L’unico neo è che ci sono più o meno cento pagine superflue: per il resto è il solito grande thriller quello a firma di Jo Nesbo, “Knife”. Ancora una volta il protagonista, il detective Harry Hole, spadroneggia con la sua figura imponente e scarruffata, cui, per contrasto, si lega una lucidità e compostezza cartesiana nello sbrogliare intricate matasse e nell’orientarsi in labirintiche deduzioni, al fine di scoprire la verità. Spesso molto amara.
Nesbo è stato musicista, e attore, nonché un giocatore di calcio nella squadra del Molde, con cui ha vinto una competizione nazionale riservata agli Under-19. Prima di dedicarsi al thriller, ha lavorato anche come giornalista free-lance e ha fatto il broker in borsa. Un curriculum certamente particolare per uno scrittore ora considerato uno dei migliori giallisti in circolazione.

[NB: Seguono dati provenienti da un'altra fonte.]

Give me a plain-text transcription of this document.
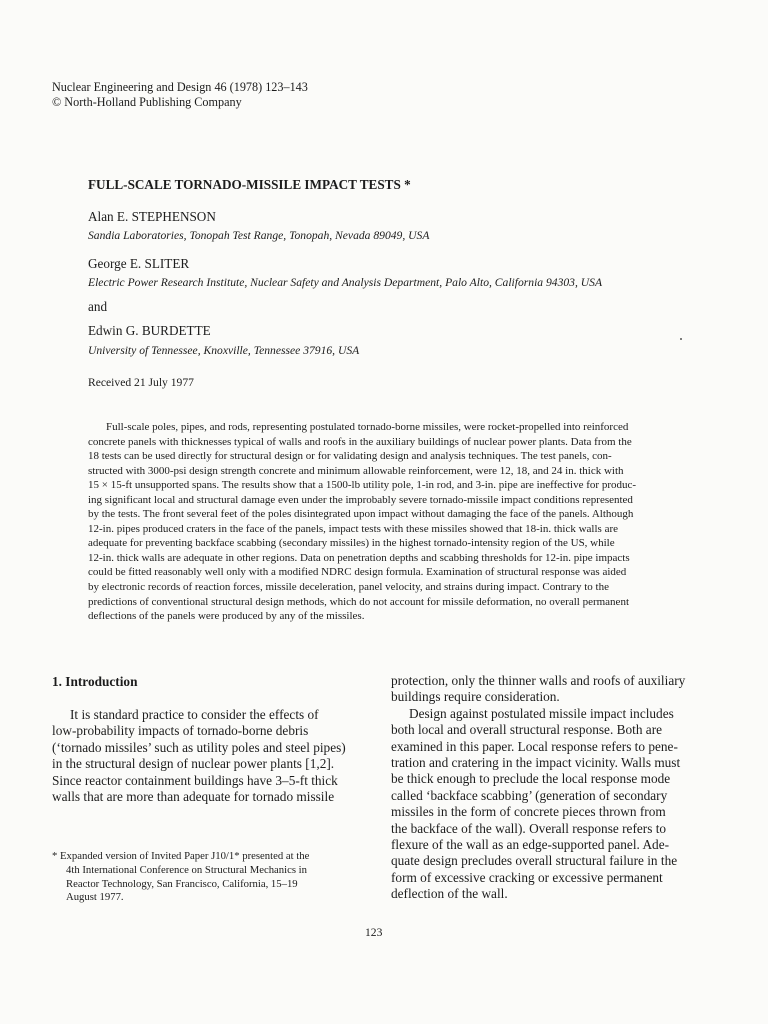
Nuclear Engineering and Design 46 (1978) 123–143
© North-Holland Publishing Company
FULL-SCALE TORNADO-MISSILE IMPACT TESTS *
Alan E. STEPHENSON
Sandia Laboratories, Tonopah Test Range, Tonopah, Nevada 89049, USA
George E. SLITER
Electric Power Research Institute, Nuclear Safety and Analysis Department, Palo Alto, California 94303, USA
and
Edwin G. BURDETTE
University of Tennessee, Knoxville, Tennessee 37916, USA
Received 21 July 1977
Full-scale poles, pipes, and rods, representing postulated tornado-borne missiles, were rocket-propelled into reinforced
concrete panels with thicknesses typical of walls and roofs in the auxiliary buildings of nuclear power plants. Data from the
18 tests can be used directly for structural design or for validating design and analysis techniques. The test panels, con-
structed with 3000-psi design strength concrete and minimum allowable reinforcement, were 12, 18, and 24 in. thick with
15 × 15-ft unsupported spans. The results show that a 1500-lb utility pole, 1-in rod, and 3-in. pipe are ineffective for produc-
ing significant local and structural damage even under the improbably severe tornado-missile impact conditions represented
by the tests. The front several feet of the poles disintegrated upon impact without damaging the face of the panels. Although
12-in. pipes produced craters in the face of the panels, impact tests with these missiles showed that 18-in. thick walls are
adequate for preventing backface scabbing (secondary missiles) in the highest tornado-intensity region of the US, while
12-in. thick walls are adequate in other regions. Data on penetration depths and scabbing thresholds for 12-in. pipe impacts
could be fitted reasonably well only with a modified NDRC design formula. Examination of structural response was aided
by electronic records of reaction forces, missile deceleration, panel velocity, and strains during impact. Contrary to the
predictions of conventional structural design methods, which do not account for missile deformation, no overall permanent
deflections of the panels were produced by any of the missiles.
1. Introduction
It is standard practice to consider the effects of
low-probability impacts of tornado-borne debris
(‘tornado missiles’ such as utility poles and steel pipes)
in the structural design of nuclear power plants [1,2].
Since reactor containment buildings have 3–5-ft thick
walls that are more than adequate for tornado missile
* Expanded version of Invited Paper J10/1* presented at the
4th International Conference on Structural Mechanics in
Reactor Technology, San Francisco, California, 15–19
August 1977.
protection, only the thinner walls and roofs of auxiliary
buildings require consideration.
Design against postulated missile impact includes
both local and overall structural response. Both are
examined in this paper. Local response refers to pene-
tration and cratering in the impact vicinity. Walls must
be thick enough to preclude the local response mode
called ‘backface scabbing’ (generation of secondary
missiles in the form of concrete pieces thrown from
the backface of the wall). Overall response refers to
flexure of the wall as an edge-supported panel. Ade-
quate design precludes overall structural failure in the
form of excessive cracking or excessive permanent
deflection of the wall.
123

Anche in questo ultimo thriller figurano alcuni luoghi comuni: l’anima buia e tormentata di Hole trova refrigerio e consolazione, entrambi effimeri, nel bere. Al contempo, le autorità di polizia competenti gli negano l’autorizzazione – vista la sua instabile situazione psicologica e considerando i suoi comportamenti non protocollari – a indagare un caso di omicidio. Le stesse autorità, tuttavia, sanno bene che il detective è il migliore e, di conseguenza, sono combattute tra la volontà di far rispettare le regole e il desiderio di aggirarle nella consapevolezza che chi quelle regole le viola è anche il solo in grado di scoprire l’assassino.
Questo scenario, ben collaudato, è presente in altri suoi gialli, da “Il pettirosso” a “La stella del diavolo”, da “L’uomo di neve” a “Il leopardo”. Ma non si tratta di una stanca ripetizione causata da un’ispirazione incapace di trovare vie nuove. Il lettore fedele di Nesbo sa che dopo questa sorta di incipit “istituzionale”, il giallo comincia a prendere velocità, per poi decollare. Anche in “Knife” l’autore sfoggia uno dei pezzi forti del suo repertorio, ovvero la riflessione sui moti più reconditi dell’animo umano che, di fronte alle iniquità dell’esistenza, viene a configurarsi come un guazzabuglio di tensioni ed emozioni.
Il versante giallistico e la dimensione meditativa non procedono parallelamente. Al contrario, s’intrecciano nel corso della narrazione. In questa osmosi Nesbo mostra la capacità di presentare la riflessione sull’animo umano come preziosa alleata della ricerca del colpevole. In “Knife” tale impostazione narrativa risulta talora venata di una deriva predicatoria: qualche lapidaria sentenza sarebbe stata preferibile a monologhi che rischiano di essere verbosi.